In GHCi I can call fmap with unwrap wrapped and I get Box 8 , which I would expected.

*Main> fmap unwrap wrapped
Box 8

When I call fmap with unwrap box I get error about the types not matching, but I was thinking I would get the value 8.

*Main> fmap unwrap box

<interactive>:26:13: error:
    • Couldn't match type ‘Int’ with ‘Box b’
      Expected type: Box (Box b)
        Actual type: Box Int
    • In the second argument of ‘fmap’, namely ‘box’
      In the expression: fmap unwrap box
      In an equation for ‘it’: it = fmap unwrap box
    • Relevant bindings include
        it :: Box b (bound at <interactive>:26:1)

I would have expected fmap unwrap box would give the value 8 .

How would I define unwrap to be able to get the value of Box 8 for wrapped and 8 for box when using fmap ?

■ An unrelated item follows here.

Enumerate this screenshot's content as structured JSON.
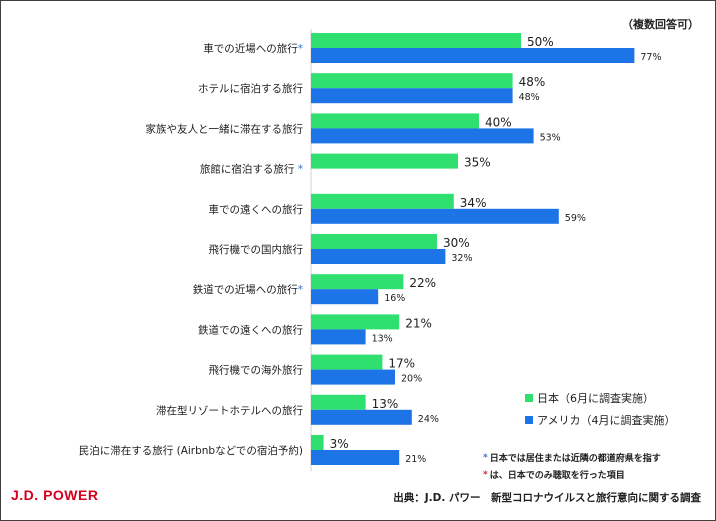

I do not think it matters but I am using GHCi version 8.8.4

Answer 1

If you have a box = Box 8 and want to get a plain 8 , you should just call unwrap box , not fmap unwrap box . In general, fmap will never let you unwrap a value because its type (Functor f) => (a -> b) -> fa -> fb specifies that the result of fmap xy will have the wrapped type fb . Let's walk through the types to see why this happens:

When we call fmap unwrap , we can "unify" the type of unwrap with the type of the first argument to fmap , which gives us this specialized type for fmap :

fmap   :: (Functor f) => (a     -> b) -> f a       -> f b
unwrap ::                 Box a -> a
fmap   :: (Functor f) => (Box a -> a) -> f (Box a) -> f a

Notice that because f doesn't appear in the type of the first argument of fmap , Box doesn't fill in for f . We can then apply unwrap to this specialized version of fmap :

fmap unwrap :: (Functor f) => f (Box a) -> f a

This is almost certainly not the type you're expecting here. When we unify this for the argument Box (Box 8) , we get the specialized type:

fmap unwrap :: (Functor f) => f   (Box a  ) -> f   a
Box (Box 8) ::                Box (Box Int)
fmap unwrap ::                Box (Box Int) -> Box Int

But when we try to unify this with the type of argument Box 8 , we run into a problem:

fmap unwrap :: (Functor f) => f   (Box a) -> f   a
Box 8       ::                Box Int

I can't match the type of Box 8 with the expected argument to fmap unwrap because Int doesn't match the type Box a .